While all casualties who were treated at the hospital survived, she was only too aware that others lost their lives in the attack.
Those who died include nurse Kirsty Boden who worked at Guy’s and St Thomas’s NHS Foundation Trust. Ms Rudkin admitted that it had been particularly upsetting news for herself and her nursing colleagues.
“This was someone whose career and profession was dedicated to helping people and, even in this terrible incident, she went towards danger to help people again,” she said. “I offered my condolences on behalf of our unit to Guy’s and St Thomas’. It is incredibly sad and could easily have been one of our staff.”

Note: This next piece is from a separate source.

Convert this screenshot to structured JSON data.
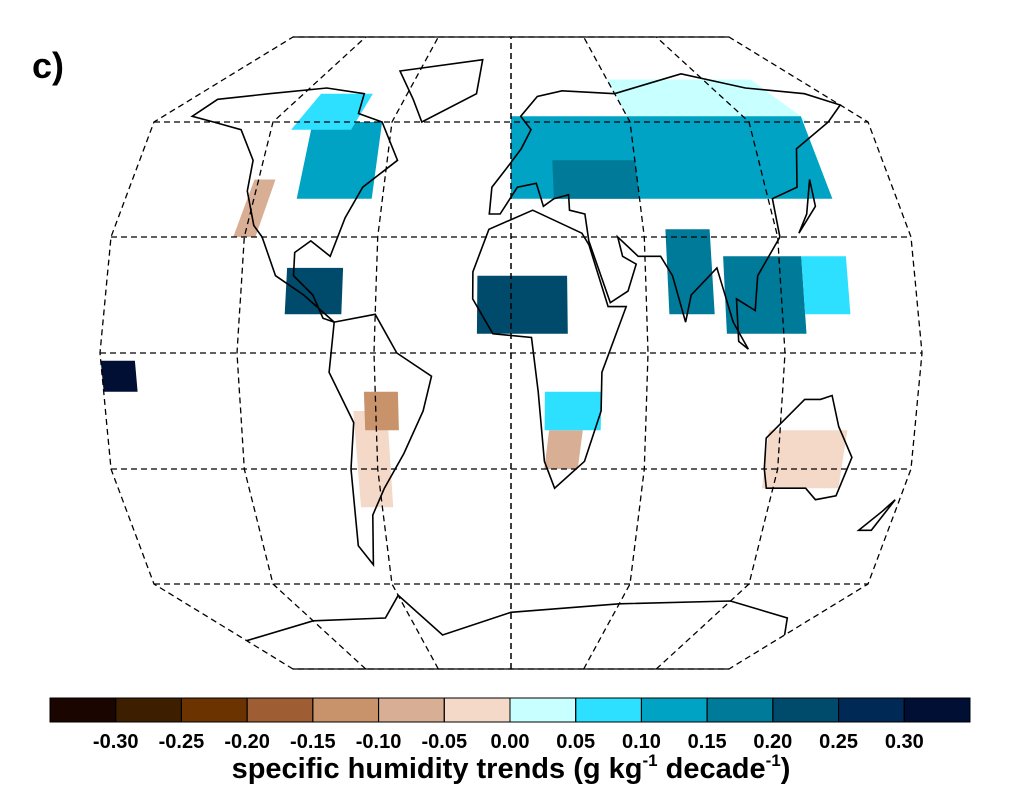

Ms Rudkin, who started working at the Royal London the week following the London bombings in 2005, said the inescapable fact for NHS staff in London and elsewhere was not being sure they would not be called on to deal with similar atrocities in the future.
“In the current climate, we don’t know if or when this is going to happen again. But I am reassured because my team were brilliant and if we do have to face something like this again, then I know we would do the best we possibly could,” she added.
“Incidents like this show nursing and the NHS at its best, in terms of the commitment and team spirit, and the fact people are willing to drop everything and come to work and help in any way they can. It shows how much our staff care and says a lot for us as a profession,” she said.